Растерявшись, он открыл огонь по соседнему «Юнкерсу». После второй очереди вспыхнул двигатель, огонь побежал по крылу. Горишь, сволочь! Сейчас добавим. Очередь пошла вразброс, хлестнула по мотору, по горбатой застекленной кабине. Затвор, лязгнув, застыл в заднем положении.
Слава вставил новую ленту и оглянулся в сторону радиолокационной станции. Пламя выбивалось из двери, окон, возле здания лежали несколько горящих трупов, уцелевший немец крутился, пытаясь сбить пламя.
Юркевич и Коломеец стреляли по выскакивающим из окон техникам. Зачем тратить на них время?
– Бегите сюда! — крикнул Слава.
Белорус сбросил с плеч огнемет (боезапас он, видимо, израсходовал) и, подхватив Коломейца, побежал к зенитной установке. Тяжело дыша, оба спрыгнули в окоп. Рукав маскхалата у Паши Юркевича подмок кровью.
– Ерунда, — отмахнулся он. — Глянь, как станция горит!
– Зато у меня что-то слабо получается, — в сердцах выругался Фатеев, выпустив очередь.
«Юнкерс», стоявший посредине, горел. К нему ехала пожарная машина. По ней открыли огонь одновременно Фатеев и Коломеец из ручного пулемета. Двигатель загорелся, водитель вывалился под колеса, трое пожарных, пригибаясь, убегали прочь.
Миномет бил по ангару, где ремонтировались поврежденные машины. Из пробоин валил дым, пробивались языки пламени. Минометчики перенесли прицел на второй ангар. Мины пробивали алюминиевую крышу, взрывались внутри, но результата заметно не было.
Огонь четырех ручных пулеметов с холмов оказался малоэффективным. Трассы рассеивались, рикошетили от бетонного покрытия. Против «Юнкерсов» пулеметы Дегтярева тоже оказались слабыми. Зато некстати подвернулся пятитонный заправщик. Водитель пытался угнать его за пределы взлетной полосы.
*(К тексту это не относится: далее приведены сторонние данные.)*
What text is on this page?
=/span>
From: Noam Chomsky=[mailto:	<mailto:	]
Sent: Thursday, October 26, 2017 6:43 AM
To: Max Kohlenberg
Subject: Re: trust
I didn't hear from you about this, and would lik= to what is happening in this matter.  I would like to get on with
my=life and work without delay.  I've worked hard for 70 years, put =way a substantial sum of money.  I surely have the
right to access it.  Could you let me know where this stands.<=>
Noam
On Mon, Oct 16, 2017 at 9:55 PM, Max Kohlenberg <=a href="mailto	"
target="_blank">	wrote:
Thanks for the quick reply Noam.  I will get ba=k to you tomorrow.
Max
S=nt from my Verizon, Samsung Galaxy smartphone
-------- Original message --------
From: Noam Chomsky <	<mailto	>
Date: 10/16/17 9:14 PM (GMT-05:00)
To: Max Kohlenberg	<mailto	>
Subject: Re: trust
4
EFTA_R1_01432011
Все четыре «Дегтяревых» скрестили трассы на оранжевой цистерне. Бронебойно-зажигательные пули продырявили емкость, заправщик вспыхнул, превратившись в клубок пламени. Огонь с ревом взметнулся вверх, выкинув угольно-черное грибовидное облако. Огромная лужа бензина растекалась по бетону, вспыхнули колеса «Мессершмитта», готового взлететь.
Пилот разогнал машину, но оторваться от полосы не сумел, лопнула одна, за ней другая шина. Остроносый истребитель, высекая сноп искр, прокатился брюхом по бетону, накренился и, описав круг, перевернулся брюхом вверх.
Пилот «Мессершмитта», молодой летчик, воевал с сорок первого года. На его счету было уже несколько сбитых русских самолетов, сделанных в основном из дерева, со слабым вооружением. От попадания его пушек они разваливались в воздухе. Пилотов, успевших выпрыгнуть, он добивал, поджигая парашют, либо прошивал ноги пулеметной очередью. Человек валился бесформенным мешком на землю, перебитые кости разрывали мышцы, русский тяжело и мучительно умирал.
Летчик видел, как по пыльным дорогам, бросая технику, толпами отступают красноармейцы. Его звено снижалось до высоты ста метров. Две пушки и два пулемета на каждом истребителе буквально выкашивали толпу, оставляя десятки, а порой и сотни трупов. Вместе с красноармейцами уходили на восток беженцы. Разницы между гражданскими и военными, когда самолеты ложились на боевой курс, не делалось.
Глупые русские бабы, одетые в рванье, бросали тележки или мешки и садились прямо на обочину, прижимая к себе детей. Точная очередь раскидывала их в разные стороны. 20-миллиметровые снаряды разрывали детские тела на части.
Один из русских мужиков остервенело гнал телегу через поле к лесу. Он стоял, держась за вожжи, нахлестывая лошадь, которая, чувствуя опасность, прибавляла ходу. В телеге сидели две женщины и двое детей. Пилот спикировал, но мужик резко свернул в сторону, и очередь прошла мимо.
На ухабе выбросило одного из детей, но русский не стал его подбирать, зная, что погубит всю семью. Со второго захода пилот «Мессершмитта» сумел попасть в телегу, убитая женщина вывалилась и покатилась по траве.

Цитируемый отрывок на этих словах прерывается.